Money can't buy happiness, but it can make you awfully comfortable while you're being miserable. - Clare Boothe Luce

Well, it's happened. I've found something that I don't like about my new BEST JOB EVER. I didn't think that there was anything about working in a bike shop that I didn't love. I loved cleaning the bikes, looking at the bikes, talking about bikes, selling bikes. But the thing that I don't like is the money involved in biking. 


Here's the thing. I'm a relatively simple person. For me, extravagant spending is not getting peanut butter on sale or forgetting my coupons at home or shopping at the mall instead of a thrift store. My bike, while nice wasn't terribly expensive. O.K. let's face it: I'm poor. Graduate school is running me a whopping $31,500 per YEAR. I'm not even poor, I'm broke. 

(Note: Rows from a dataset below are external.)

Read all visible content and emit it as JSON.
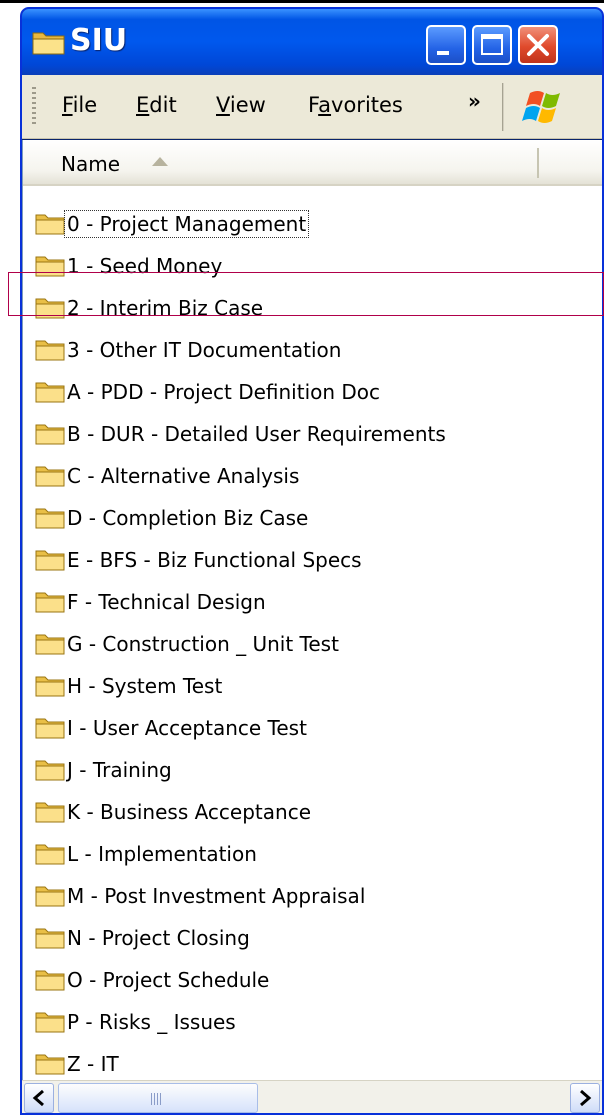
{
  "window": {
    "title": "SIU"
  },
  "menu": {
    "items": [
      {
        "accel": "F",
        "rest": "ile"
      },
      {
        "accel": "E",
        "rest": "dit"
      },
      {
        "accel": "V",
        "rest": "iew"
      },
      {
        "pre": "F",
        "accel": "a",
        "rest": "vorites"
      }
    ],
    "more": "»"
  },
  "list": {
    "column_name": "Name",
    "sort": "ascending",
    "folders": [
      "0 - Project Management",
      "1 - Seed Money",
      "2 - Interim Biz Case",
      "3 - Other IT Documentation",
      "A - PDD - Project Definition Doc",
      "B - DUR - Detailed User Requirements",
      "C - Alternative Analysis",
      "D - Completion Biz Case",
      "E - BFS - Biz Functional Specs",
      "F - Technical Design",
      "G - Construction _ Unit Test",
      "H - System Test",
      "I - User Acceptance Test",
      "J - Training",
      "K - Business Acceptance",
      "L - Implementation",
      "M - Post Investment Appraisal",
      "N - Project Closing",
      "O - Project Schedule",
      "P - Risks _ Issues",
      "Z - IT"
    ],
    "focused_index": 0,
    "highlighted_index": 2
  },
  "colors": {
    "titlebar": "#0058ee",
    "close_button": "#e04a2c",
    "folder": "#f5d76e",
    "highlight_box": "#b0004a"
  },
  "icons": {
    "title": "folder-icon",
    "buttons": [
      "minimize-icon",
      "maximize-icon",
      "close-icon"
    ],
    "sort": "sort-ascending-icon",
    "logo": "windows-logo-icon"
  }
}
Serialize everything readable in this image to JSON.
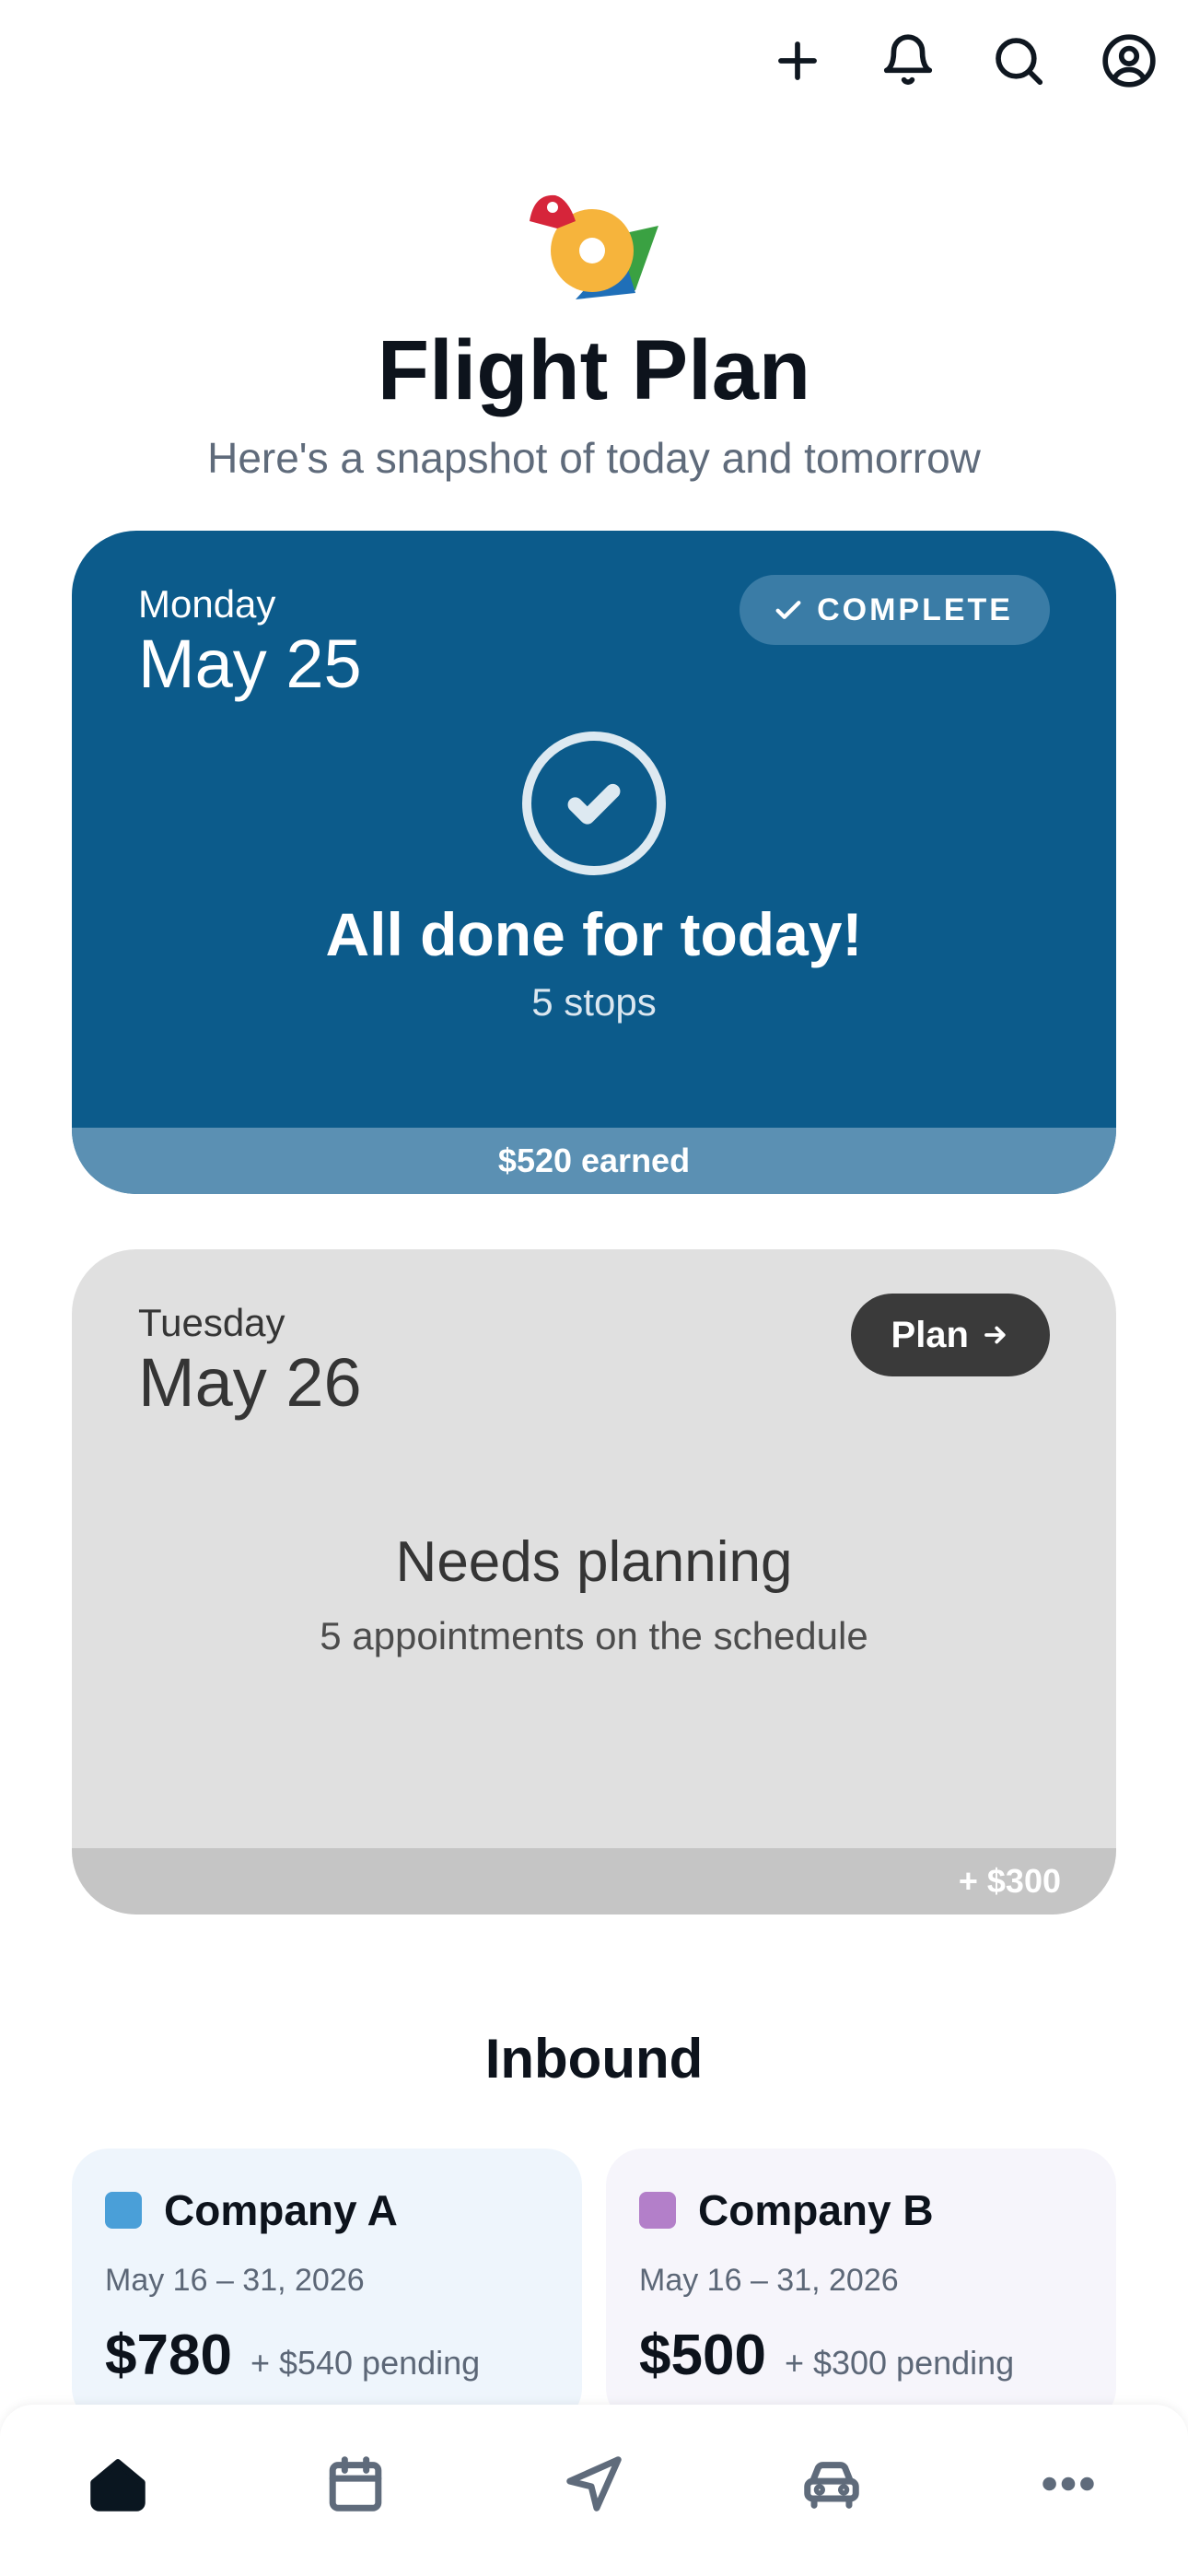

So unfortunately at the best job ever, my co-workers make fun of people who don't have $150 pedals with $400 biking shoes, full carbon bicycles ($2,000)and GPS watches($499). I...do not have anything close to all of that. I know it's all in jest coming from them and that they do love me despite by $80 biking shoes, and cheap pedals and sale-priced shorts. But it still brings to light something interesting in the sport of bicycling. 


In NO OTHER sport in the world (besides golf maybe) does wealth equal talent. You can't buy your way onto a professional football team with an expensive helmet, you don't get to play soccer in the Olympics if your cleats cost more than 3 months worth of rent, and of course, you don't win marathons by being rich. period. 


However, in bicycling people seem to be under the impression that the more expensive bike/shoes/pedals/carbon/helmet/waterbottle cage they own the better and FASTER they will be. To a point, I suppose all of this is true. A lighter bike with $1200 wheels (I KNOW) will make it easier for you to drag your butt up hills. But you know what? If these people don't spend more miles ON said bike than the dollars they put into it, it's not going to add up to much. 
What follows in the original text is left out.